阁楼下方,郭芙正气呼呼的跟那些极乐阁弟子对峙。
鉴于不清楚陈钰目前是何等状况,也不敢贸然动手,只涨红着脸,叫东方白那个不要脸的小浪蹄子把自家钰哥还回来。
此刻的郭大小姐,像极了跑来抓奸的原配。
骂人骂的气喘吁吁,但见对面那些个漂漂亮亮的小娇娘还是笑眯眯的模样。
郭芙恨恨的跺了跺脚,微微扭头,低声道:“怎么样,动手么?再拖下去,我怕钰哥真被这些人吃干抹净了。”
阿紫撇撇嘴,翻了个白眼,示意她退后。
自己则大摇大摆的走上前。
这些娇俏少女皆是当初洪安通带上岛的“童女”,自幼被洗脑,对上位者有着近乎于宗教的忠诚。

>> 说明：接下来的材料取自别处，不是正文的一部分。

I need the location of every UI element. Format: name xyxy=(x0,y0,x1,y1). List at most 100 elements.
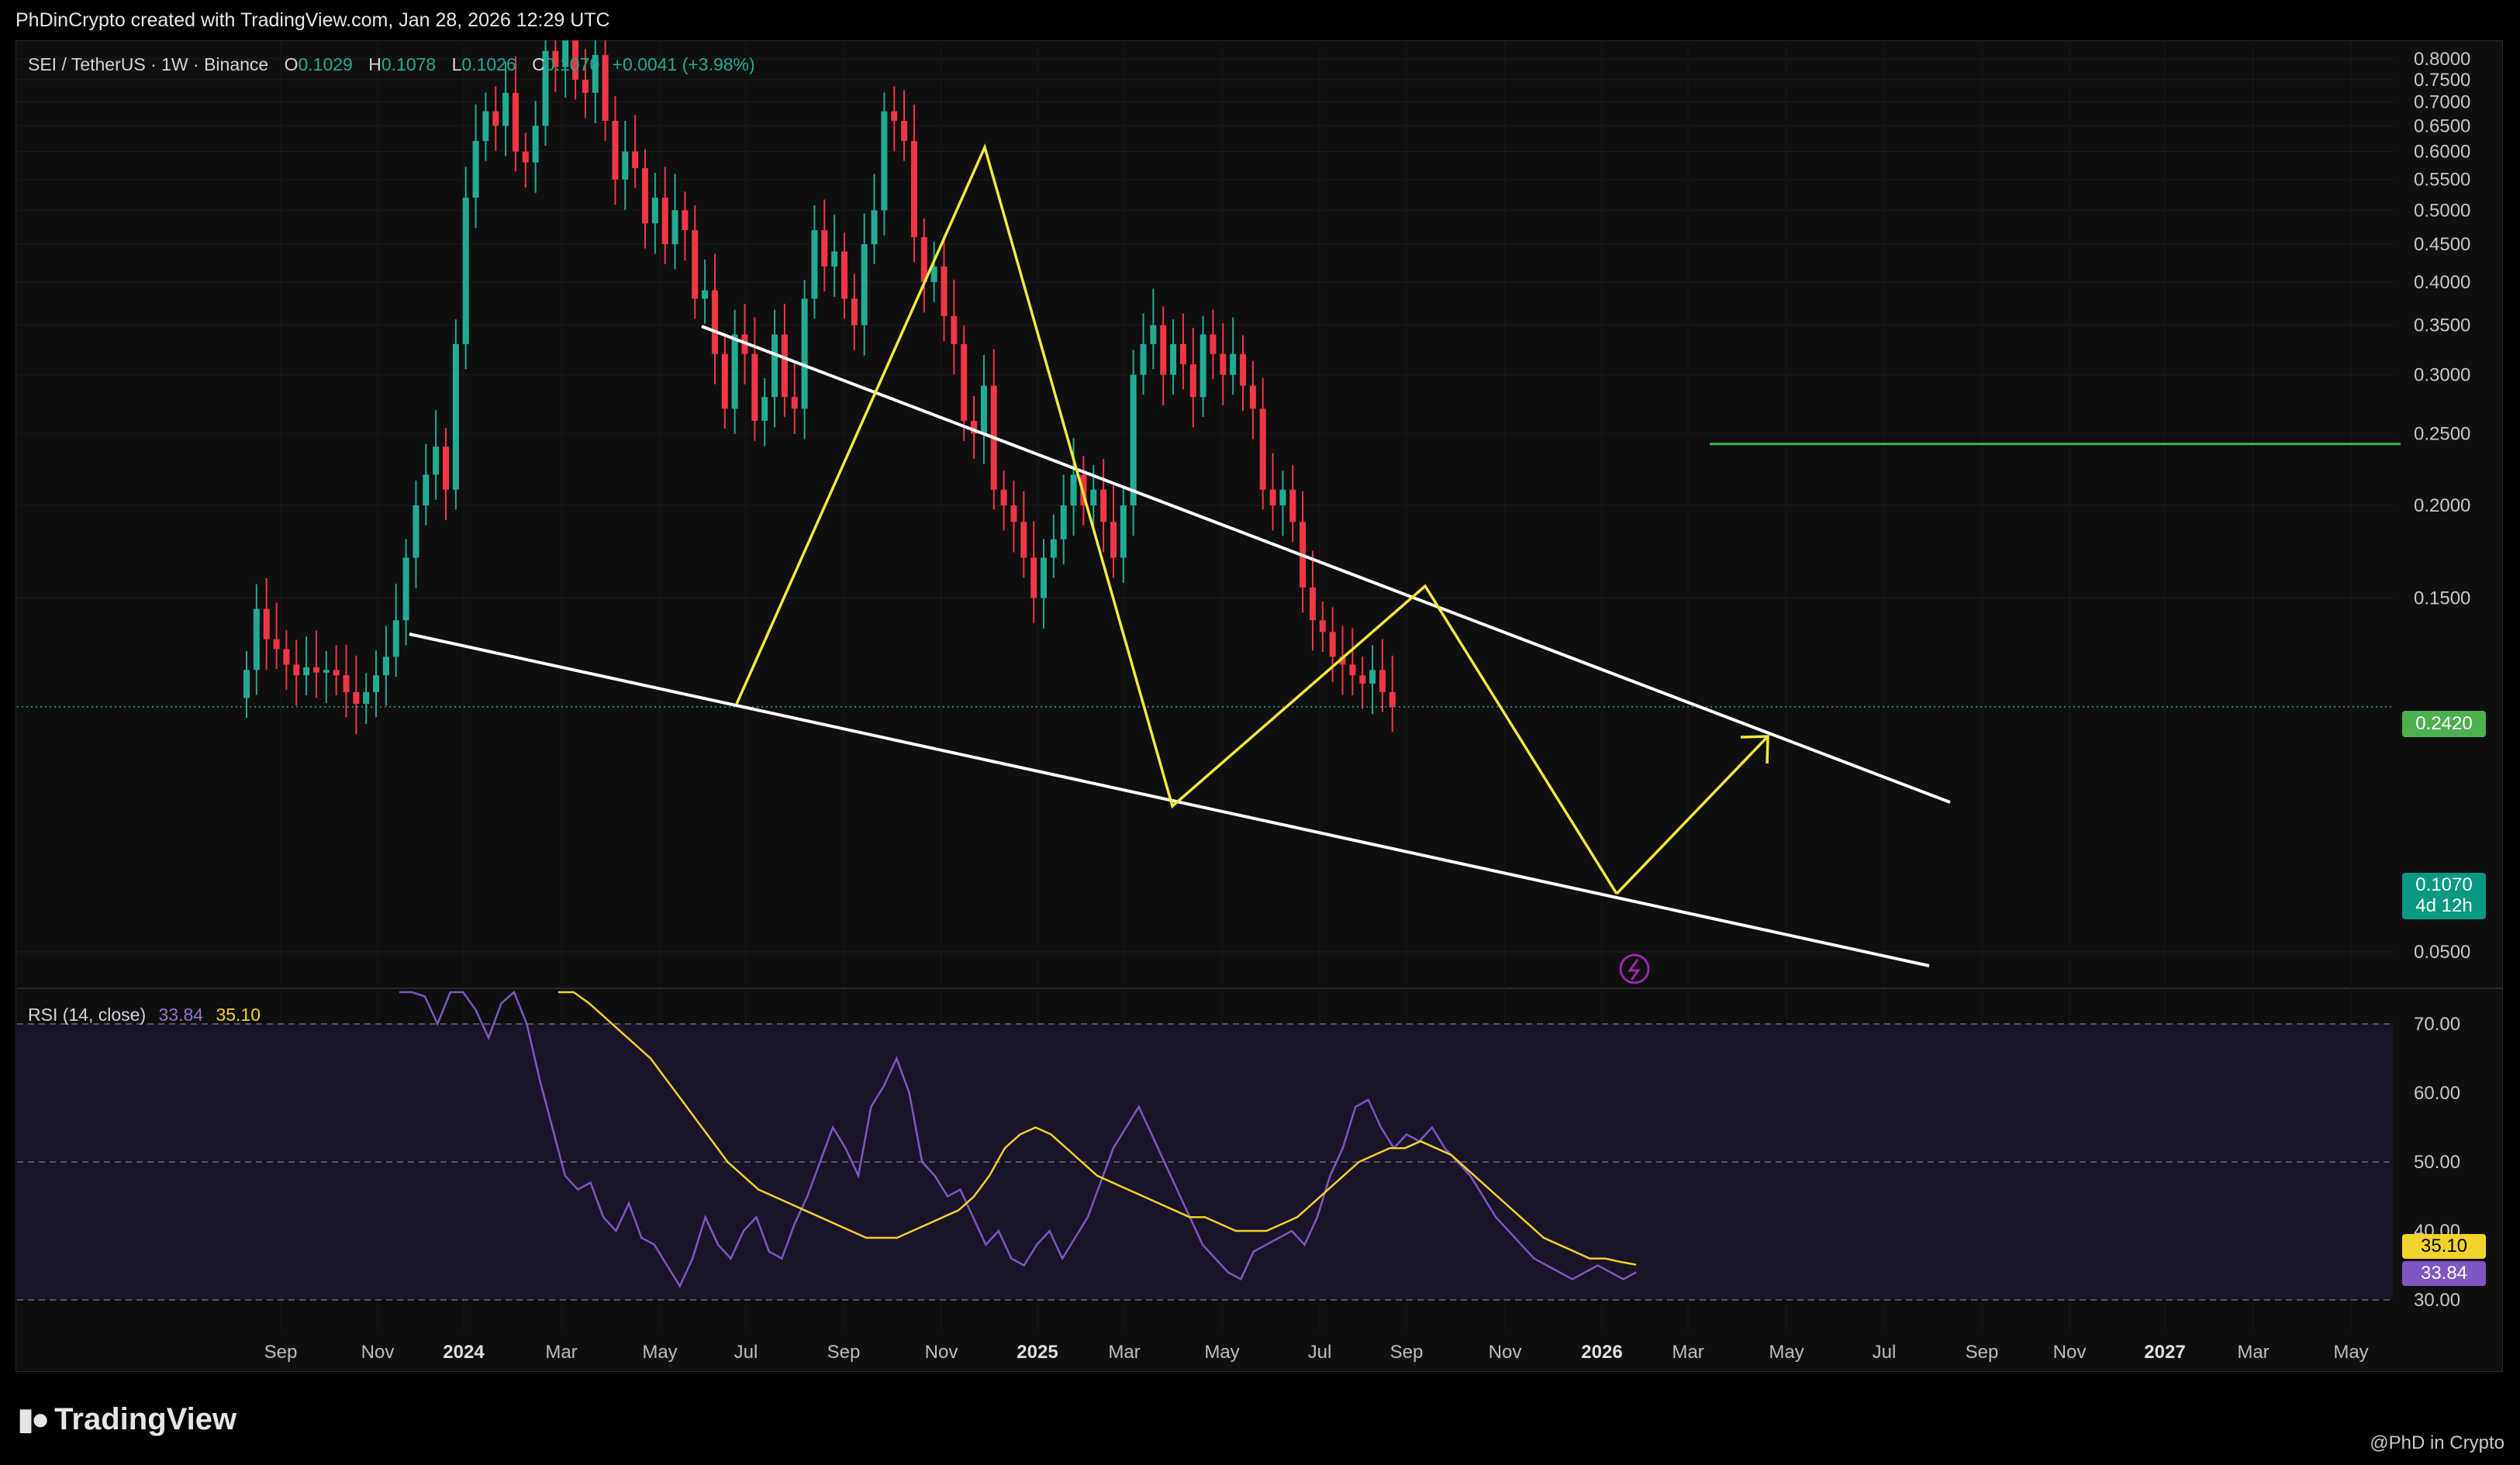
candle-body xyxy=(1100,489,1107,522)
candle-body xyxy=(1060,505,1067,539)
tradingview-logo[interactable]: ▮● TradingView xyxy=(17,1401,236,1437)
projection-arrow-head xyxy=(1740,735,1769,764)
high-value: 0.1078 xyxy=(381,54,437,74)
candle-body xyxy=(303,667,310,676)
current-price-value: 0.1070 xyxy=(2415,874,2473,895)
candle-body xyxy=(632,151,639,168)
rsi-tick-label: 60.00 xyxy=(2414,1083,2460,1104)
candle-body xyxy=(612,120,619,180)
candle-body xyxy=(1010,505,1017,522)
lightning-icon-glyph xyxy=(1628,959,1641,981)
candle-body xyxy=(1220,353,1227,375)
candle-body xyxy=(971,420,978,434)
current-price-tag: 0.1070 4d 12h xyxy=(2402,873,2486,919)
candle-body xyxy=(881,111,888,211)
candle-body xyxy=(343,675,350,692)
candle-body xyxy=(522,151,529,163)
price-legend: SEI / TetherUS · 1W · Binance O0.1029 H0… xyxy=(28,54,755,75)
time-tick-label: Nov xyxy=(2053,1342,2087,1363)
candle-body xyxy=(423,474,430,505)
rsi-line xyxy=(399,990,1637,1288)
price-tick-label: 0.3500 xyxy=(2414,315,2470,336)
drawing-annotations xyxy=(17,143,2401,984)
candle-body xyxy=(542,50,549,126)
candle-body xyxy=(602,54,609,121)
tradingview-brand: TradingView xyxy=(54,1401,237,1436)
candle-body xyxy=(961,343,968,421)
candle-body xyxy=(1389,691,1396,707)
time-tick-label: 2025 xyxy=(1017,1342,1058,1363)
candle-body xyxy=(761,397,768,421)
price-tick-label: 0.5000 xyxy=(2414,200,2470,221)
price-tick-label: 0.0500 xyxy=(2414,942,2470,963)
time-tick-label: Sep xyxy=(264,1342,298,1363)
rsi-legend: RSI (14, close) 33.84 35.10 xyxy=(28,1005,261,1026)
candle-body xyxy=(472,140,479,198)
candle-body xyxy=(1020,522,1027,558)
time-tick-label: Jul xyxy=(1873,1342,1897,1363)
price-tick-label: 0.2500 xyxy=(2414,423,2470,444)
zigzag-pattern xyxy=(735,143,1618,895)
candle-body xyxy=(263,608,270,639)
price-tick-label: 0.1500 xyxy=(2414,588,2470,609)
candle-body xyxy=(910,140,917,237)
price-tick-label: 0.4500 xyxy=(2414,234,2470,255)
rsi-tick-label: 70.00 xyxy=(2414,1014,2460,1035)
candle-body xyxy=(1050,539,1057,558)
grid-lines xyxy=(17,40,2503,1330)
time-tick-label: 2024 xyxy=(443,1342,485,1363)
high-label: H xyxy=(368,54,381,74)
candle-body xyxy=(1379,670,1386,692)
candle-body xyxy=(363,691,370,705)
close-label: C xyxy=(532,54,545,74)
candle-body xyxy=(811,229,818,299)
low-value: 0.1026 xyxy=(461,54,516,74)
candle-body xyxy=(1259,408,1266,490)
candle-body xyxy=(433,446,440,475)
candle-body xyxy=(831,251,838,267)
time-tick-label: May xyxy=(1769,1342,1804,1363)
rsi-legend-value: 33.84 xyxy=(158,1005,204,1025)
candle-body xyxy=(1289,489,1296,522)
candle-body xyxy=(671,210,678,245)
time-tick-label: Nov xyxy=(1489,1342,1522,1363)
candle-body xyxy=(492,111,499,126)
price-tick-label: 0.6000 xyxy=(2414,142,2470,163)
candle-body xyxy=(941,266,948,316)
price-tick-label: 0.3000 xyxy=(2414,365,2470,386)
time-tick-label: May xyxy=(642,1342,677,1363)
candle-body xyxy=(980,385,987,434)
time-tick-label: Jul xyxy=(1308,1342,1332,1363)
lightning-icon xyxy=(1619,953,1650,984)
time-tick-label: Mar xyxy=(2237,1342,2269,1363)
candle-body xyxy=(861,244,868,326)
candle-body xyxy=(482,111,489,141)
candle-body xyxy=(283,649,290,665)
candle-body xyxy=(582,79,589,93)
price-tick-label: 0.6500 xyxy=(2414,115,2470,136)
candle-body xyxy=(801,298,808,409)
candle-body xyxy=(1339,657,1346,665)
rsi-tick-label: 50.00 xyxy=(2414,1152,2460,1173)
candle-body xyxy=(243,670,250,698)
candle-body xyxy=(772,334,778,398)
candle-body xyxy=(622,151,629,180)
time-tick-label: Mar xyxy=(1672,1342,1704,1363)
time-tick-label: 2027 xyxy=(2144,1342,2185,1363)
price-tick-label: 0.7500 xyxy=(2414,70,2470,91)
rsi-label: RSI (14, close) xyxy=(28,1005,147,1025)
candle-body xyxy=(1240,353,1246,386)
candle-body xyxy=(1170,343,1177,375)
price-tick-label: 0.7000 xyxy=(2414,91,2470,112)
time-tick-label: Nov xyxy=(925,1342,958,1363)
candle-body xyxy=(333,670,340,676)
candle-body xyxy=(711,290,718,354)
candle-body xyxy=(651,197,658,224)
time-tick-label: May xyxy=(2333,1342,2368,1363)
low-label: L xyxy=(451,54,462,74)
candle-body xyxy=(951,315,958,344)
candle-body xyxy=(1319,620,1326,633)
chart-attribution-header: PhDinCrypto created with TradingView.com… xyxy=(16,9,610,31)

后来东方白夺了洪安通的神龙教,费了不少劲,方才将她们尽数收服。
面对似乎要动手的阿紫,这些人俊俏的脸蛋上并无丝毫畏惧。
甚至眉眼含笑,齐声道:“教主正在招待陛下,旁人不可打扰。”
“再不开门,我...我就把你们都杀了!”郭芙气恼顿足。
那领头的红衣少女温婉欠身,娇声笑道:“夫人就是杀了我们这些奴婢,奴婢们今天也是不能将门打开的,除非教主和陛下有命。”
郭芙一时气急,正要再叫,却被阿紫抬手阻拦。
歪着头,若无其事的问道:“陈钰哥哥在哪一层?”
众女面面相觑,仰头看了眼高耸入云的阁楼,实在不知她为何这般询问。
阿紫却是有些不耐烦了,虎着脸叫道:“我又没让你打开门,只问我家好哥哥在哪一层风流快活,这都不能说嘛!”
那些极乐阁弟子皆好奇的盯着她。
许久,一位十四五岁,甜美可人的少女小心翼翼的开口道:“姐姐,陛下在七十一层。”
嗯?
阿紫、郭芙齐齐看向她。
只见那少女说完话后,身旁的一位胸围颇为壮观,相貌端秀的妇人便紧张的将她拽到身后。
“哼哼,知道那大坏蛋在多少层就好办了。”
阿紫阴恻恻道,撸起袖口,开始摩拳擦掌。
“喂,你...你要做什么?”
郭芙左顾右盼,冷着脸轻轻拽了拽她的衣裳。
“草包郭大姐。”阿紫朝她吐了吐舌头,得意洋洋道:“当然是救陈钰哥哥于苦海之中呀,小阿紫可是很善良的,怎么会让他经受这样的折磨。”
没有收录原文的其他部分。